The Australian embassy also joined the chorus of concern with a statement urging the government to restore the “authority and independence of parliament and rights of its members” and to “safeguard the checks and balances which are essential for democracy to flourish.”
Following coverage of Monday’s events on international media, the government decried “false claims” of a military takeover of parliament and insisted that the soldiers took measures to “ensure the security and safety of the premises” in response to the opposition’s plans to stage a protest.

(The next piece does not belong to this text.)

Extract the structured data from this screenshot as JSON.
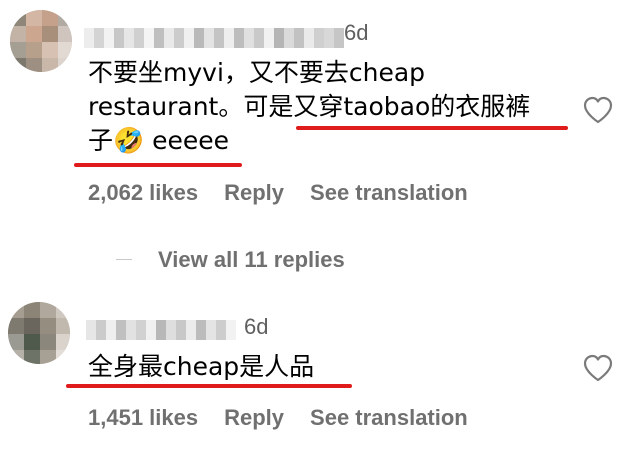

According to a statement by the parliament secretariat, the Maldives National Defence Force was asked to “beef up security in and around the Majlis” in response to the opposition’s call for direct action to back MPs as they sought to force a vote to impeach Speaker Abdulla Maseeh Mohamed.
MPs were notified last week that the no-confidence motion has been “adjudged as invalid” and that no sittings or committee meetings would take place until July 31 due to “enhanced security arrangements in the capital for the Independence Day festivities”.
The no-confidence motion was thrown out after four ex-ruling party lawmakers were contentiously deemed to have been stripped of their seats as a result of an anti-defection ruling from the Supreme Court.
But the four-party opposition alliance contended that the motion must be put to a vote after the constitutionally-mandated 14-day notice period and called on supporters to take to the streets.
As the no-confidence motion was submitted with 45 signatures, Maseeh’s impeachment would have sealed the loss of President Abdulla Yameen’s previously unassailable majority in the 85-member house.
Three opposition lawmakers were meanwhile put on trial after the motion was submitted for the second time on July 3.
MP Faris Maumoon, who was leading the push to remove Maseeh, was arrested on bribery charges last week whilst Jumhooree Party leader Gasim Ibrahim’s trial on the same charge restarted on Tuesday.
MP Mohamed Waheed Ibrahim was arrested Monday night and remanded to police custody for 15 days.
The ruling Progressive Party of Maldives meanwhile condemned the opposition’s actions on Monday as “a catalogue of constitutional and legal violations”.
MP Ali Arif, the PPM’s spokesman, said: “Confronting the police, scaling the perimeter walls of the parliament complex, bashing up women journalists and circulating gross misinformation to the foreign press, and diplomatic missions is irrefutable evidence of the opposition’s desperation.”
He added: “Such tactics prove that the opposition leaders themselves know and believe that they cannot unseat the incumbent President Yameen in a free and fair election next year. Instead of responsible politics and lawful and peaceful assembly, the MDP-led opposition has, yet again, chosen to incite violence and spread fear in the capital. Failure to rally public support for direct action, opposition lawmakers reverted to pantomime and fiction.”
The PPM called for “speedy legal action against the perpetrators” and welcomed the “measured response and steadfast resolve of the security forces in thwarting [Monday’s] attempts at storming parliament and plunging the country into chaos.”